Nitric oxide (NO), produced primarily by nitric oxide synthase enzymes, is known to influence energy metabolism by stimulating fat uptake and oxidation. The effects of NO on de novo lipogenesis (DNL), however, are less clear. Here we demonstrate that hepatic expression of endothelial nitric oxide synthase is reduced following prolonged administration of a hypercaloric high-fat diet. This results in marked reduction in the amount of S-nitrosylation of liver proteins including notably acetyl-CoA carboxylase (ACC), the rate-limiting enzyme in DNL. We further show that ACC S-nitrosylation markedly increases enzymatic activity.
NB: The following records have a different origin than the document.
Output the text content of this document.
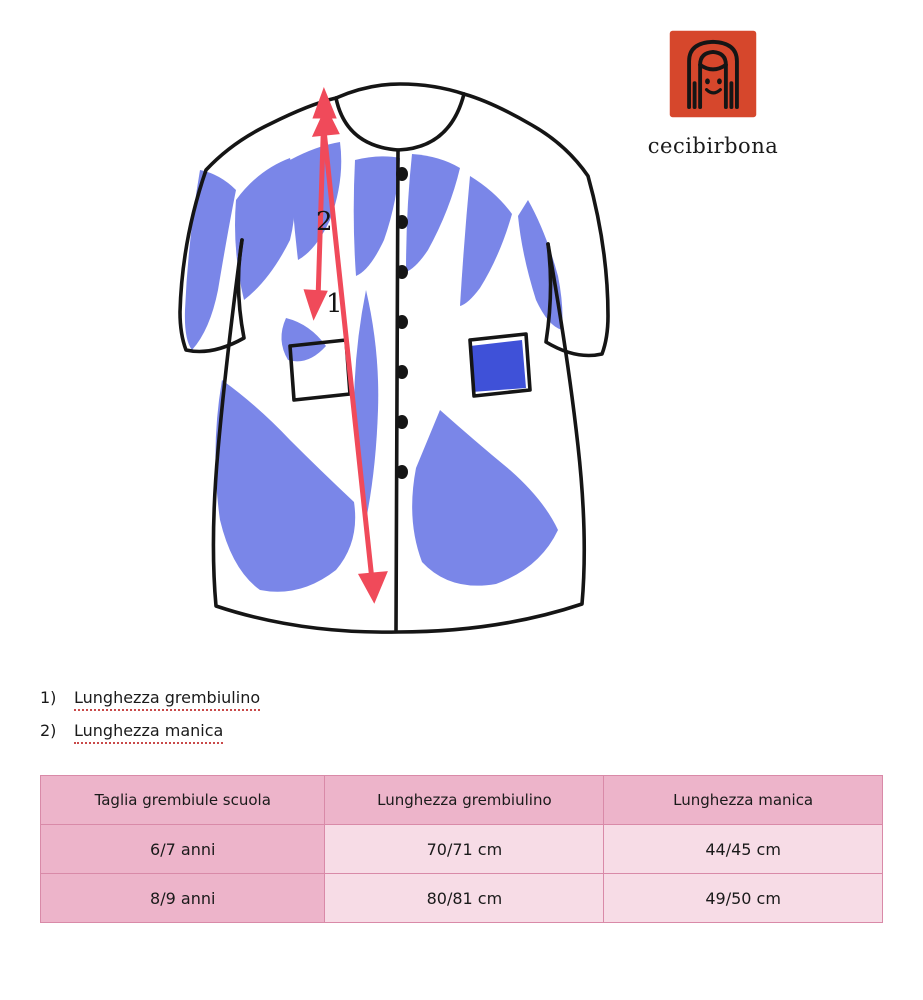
cecibirbona
2
1
1)	Lunghezza grembiulino
2)	Lunghezza manica
Taglia grembiule scuola	Lunghezza grembiulino	Lunghezza manica
6/7 anni	70/71 cm	44/45 cm
8/9 anni	80/81 cm	49/50 cm
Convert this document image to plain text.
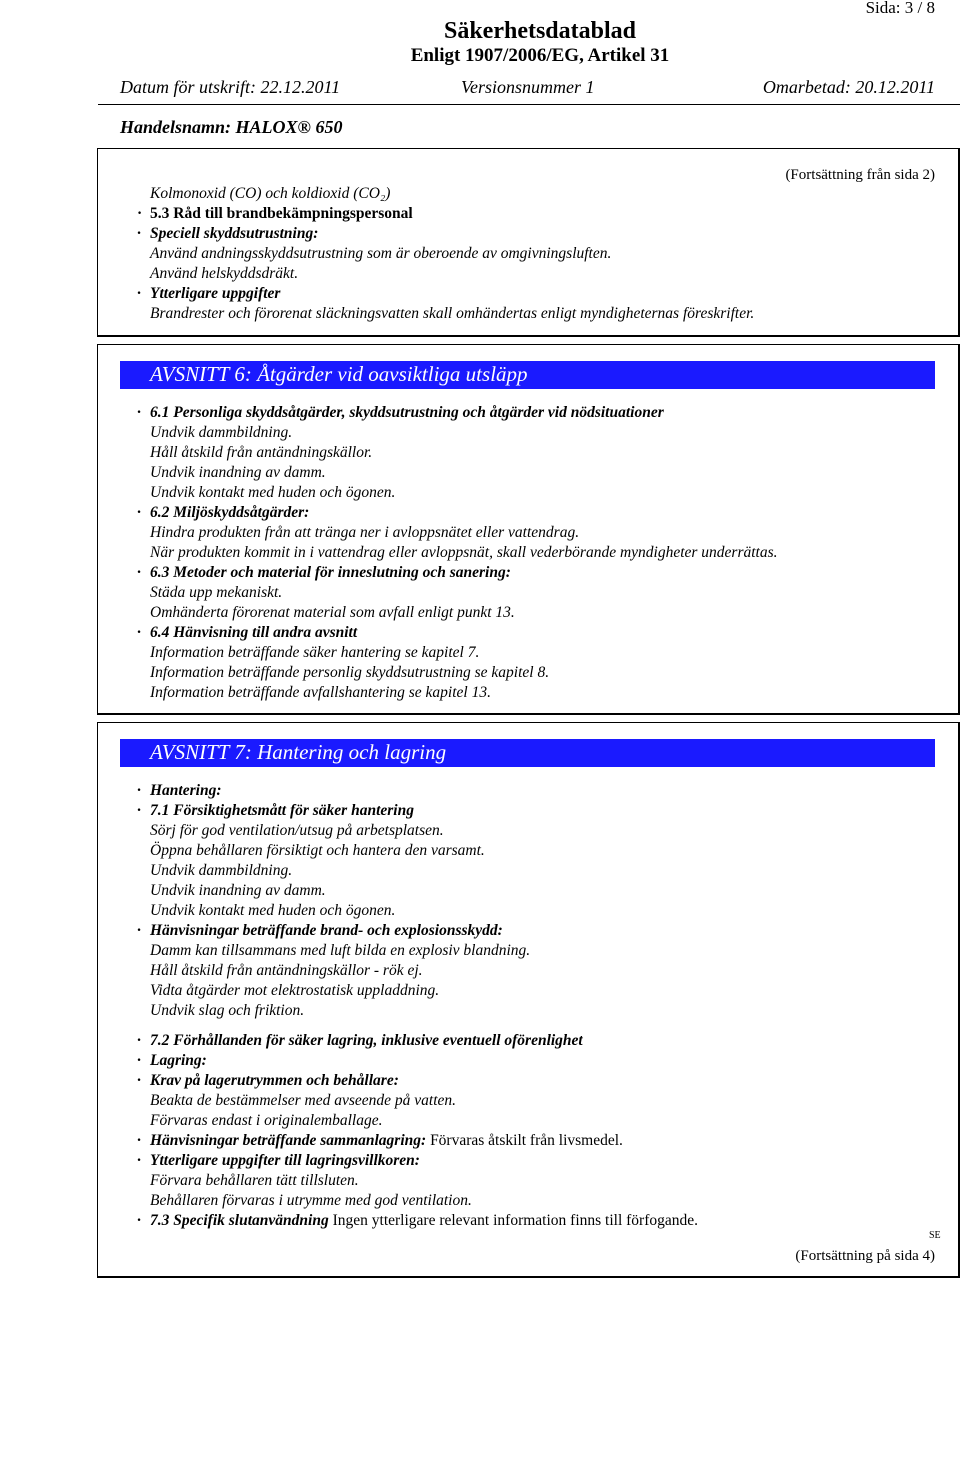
Sida: 3 / 8
Säkerhetsdatablad
Enligt 1907/2006/EG, Artikel 31
Datum för utskrift: 22.12.2011	Versionsnummer 1	Omarbetad: 20.12.2011
Handelsnamn: HALOX® 650
(Fortsättning från sida 2)
Kolmonoxid (CO) och koldioxid (CO₂)
· 5.3 Råd till brandbekämpningspersonal
· Speciell skyddsutrustning:
Använd andningsskyddsutrustning som är oberoende av omgivningsluften.
Använd helskyddsdräkt.
· Ytterligare uppgifter
Brandrester och förorenat släckningsvatten skall omhändertas enligt myndigheternas föreskrifter.
AVSNITT 6: Åtgärder vid oavsiktliga utsläpp
· 6.1 Personliga skyddsåtgärder, skyddsutrustning och åtgärder vid nödsituationer
Undvik dammbildning.
Håll åtskild från antändningskällor.
Undvik inandning av damm.
Undvik kontakt med huden och ögonen.
· 6.2 Miljöskyddsåtgärder:
Hindra produkten från att tränga ner i avloppsnätet eller vattendrag.
När produkten kommit in i vattendrag eller avloppsnät, skall vederbörande myndigheter underrättas.
· 6.3 Metoder och material för inneslutning och sanering:
Städa upp mekaniskt.
Omhänderta förorenat material som avfall enligt punkt 13.
· 6.4 Hänvisning till andra avsnitt
Information beträffande säker hantering se kapitel 7.
Information beträffande personlig skyddsutrustning se kapitel 8.
Information beträffande avfallshantering se kapitel 13.
AVSNITT 7: Hantering och lagring
· Hantering:
· 7.1 Försiktighetsmått för säker hantering
Sörj för god ventilation/utsug på arbetsplatsen.
Öppna behållaren försiktigt och hantera den varsamt.
Undvik dammbildning.
Undvik inandning av damm.
Undvik kontakt med huden och ögonen.
· Hänvisningar beträffande brand- och explosionsskydd:
Damm kan tillsammans med luft bilda en explosiv blandning.
Håll åtskild från antändningskällor - rök ej.
Vidta åtgärder mot elektrostatisk uppladdning.
Undvik slag och friktion.
· 7.2 Förhållanden för säker lagring, inklusive eventuell oförenlighet
· Lagring:
· Krav på lagerutrymmen och behållare:
Beakta de bestämmelser med avseende på vatten.
Förvaras endast i originalemballage.
· Hänvisningar beträffande sammanlagring: Förvaras åtskilt från livsmedel.
· Ytterligare uppgifter till lagringsvillkoren:
Förvara behållaren tätt tillsluten.
Behållaren förvaras i utrymme med god ventilation.
· 7.3 Specifik slutanvändning Ingen ytterligare relevant information finns till förfogande.
SE
(Fortsättning på sida 4)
Diminished endothelial nitric oxide synthase expression and ACC S-nitrosylation may thus represent a physiological adaptation to caloric excess by constraining lipogenesis. Our findings demonstrate that S-nitrosylation of liver proteins is subject to dietary control and suggest that DNL is coupled to dietary and metabolic conditions through ACC S-nitrosylation.
一氧化氮(NO)主要由一氧化氮合酶产生,已知通过刺激脂肪摄取和氧化来影响能量代谢。然而,NO 对从头合成(DNL)的影响尚不明确。本文作者证明,长期给予高热量高脂肪饮食后,肝内皮型一氧化氮合酶的表达减少。这导致肝蛋白的 S-亚硝基化程度明显降低,包括 DNL 的限速酶乙酰辅酶 A 羧化酶(ACC)。作者进一步证明,ACC 的 S-亚硝基化显著增加了酶的活性。因此,内皮型一氧化氮合酶表达减少和 ACC 的 S-亚硝基化可能是通过限制脂肪生成对热量过剩的一种生理适应。本研究结果表明,肝蛋白的 S-亚硝基化受饮食控制,并且 DNL 通过 ACC 的 S-亚硝基化与饮食和代谢状况相关。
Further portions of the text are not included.